[swift-evolution] Deprecating Trailing Closures
Erica Sadun
erica at ericasadun.com
Thu Mar 31 09:08:01 CDT 2016
> On Mar 31, 2016, at 5:56 AM, Radosław Pietruszewski <radexpl at gmail.com> wrote:
>> I follow the "Rule of Kevin", which is not language enforced. Parens around functional
>> closures (->T), not around procedural (->Void) ones. This promotes "language construct"-like
>> Void calls, avoids compiler parsing issues when chaining (or using "guard", "if", etc). It lets
>> me know instantly how the closure is used.
>>
>> While I was originally reluctant to adopt it, its advantages have become self-evident over time.

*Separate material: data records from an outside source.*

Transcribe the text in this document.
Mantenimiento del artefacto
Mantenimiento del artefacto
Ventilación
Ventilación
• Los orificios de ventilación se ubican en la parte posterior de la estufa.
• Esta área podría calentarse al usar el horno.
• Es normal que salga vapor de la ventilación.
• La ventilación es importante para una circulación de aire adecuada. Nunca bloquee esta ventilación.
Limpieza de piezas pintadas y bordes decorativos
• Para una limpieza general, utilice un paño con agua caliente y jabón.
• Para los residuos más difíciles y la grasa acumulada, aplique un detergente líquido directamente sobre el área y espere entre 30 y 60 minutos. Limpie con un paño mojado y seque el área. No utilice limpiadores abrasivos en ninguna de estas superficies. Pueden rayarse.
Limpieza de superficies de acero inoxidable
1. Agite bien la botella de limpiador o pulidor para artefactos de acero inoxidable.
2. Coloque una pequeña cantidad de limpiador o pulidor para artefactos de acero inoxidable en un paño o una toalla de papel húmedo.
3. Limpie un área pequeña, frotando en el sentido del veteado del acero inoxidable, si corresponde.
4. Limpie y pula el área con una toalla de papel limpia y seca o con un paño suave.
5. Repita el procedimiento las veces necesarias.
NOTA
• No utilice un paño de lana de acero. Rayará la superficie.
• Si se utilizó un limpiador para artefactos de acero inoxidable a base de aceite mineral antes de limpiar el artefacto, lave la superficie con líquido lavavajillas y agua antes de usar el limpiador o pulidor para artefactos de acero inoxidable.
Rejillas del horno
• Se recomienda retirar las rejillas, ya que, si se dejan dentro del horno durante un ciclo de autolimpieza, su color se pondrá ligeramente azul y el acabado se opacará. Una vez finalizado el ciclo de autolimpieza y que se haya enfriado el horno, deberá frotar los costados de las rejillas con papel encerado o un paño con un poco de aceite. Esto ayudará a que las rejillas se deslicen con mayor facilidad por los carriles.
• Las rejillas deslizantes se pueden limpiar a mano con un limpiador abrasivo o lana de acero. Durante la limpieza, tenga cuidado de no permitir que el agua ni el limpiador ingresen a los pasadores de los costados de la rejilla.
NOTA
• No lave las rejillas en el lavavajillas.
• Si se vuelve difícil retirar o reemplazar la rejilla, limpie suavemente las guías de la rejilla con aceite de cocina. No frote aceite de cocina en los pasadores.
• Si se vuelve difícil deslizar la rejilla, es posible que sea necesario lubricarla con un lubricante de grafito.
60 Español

>> This ends up being slightly wordier, especially in the few cases you need to use argument labels.
>>
>> I think it's worth it.
>
> I don’t follow the Rule of Kevin myself, although I’m not against it either, and I see why some people would like it.
>
> But, if we’re going to have trailing closures at all (which seems desirable for creating things that look like language features), enforcement based on syntactic preference doesn’t make sense to me.
>
> This really reminds me of a “remove implicit self” discussion. Some people (me included) were against, because they disliked the noisiness of “self” everywhere. Others argued that the implicitness is somewhat unsafe. A valid position to take. But it’s a kind of thing teams can use a linter for, if they want to enforce it as a rule.
>
> Trailing closures seem like a similar thing. We could remove it altogether (although I think that would be a shame), or let’s just leave it up to preference (and developing guidelines) on where to use them.
>
> Best,
> — Radek
Following a style rule is just like using a linter. It's not language mandated and I have not argued for enforcement.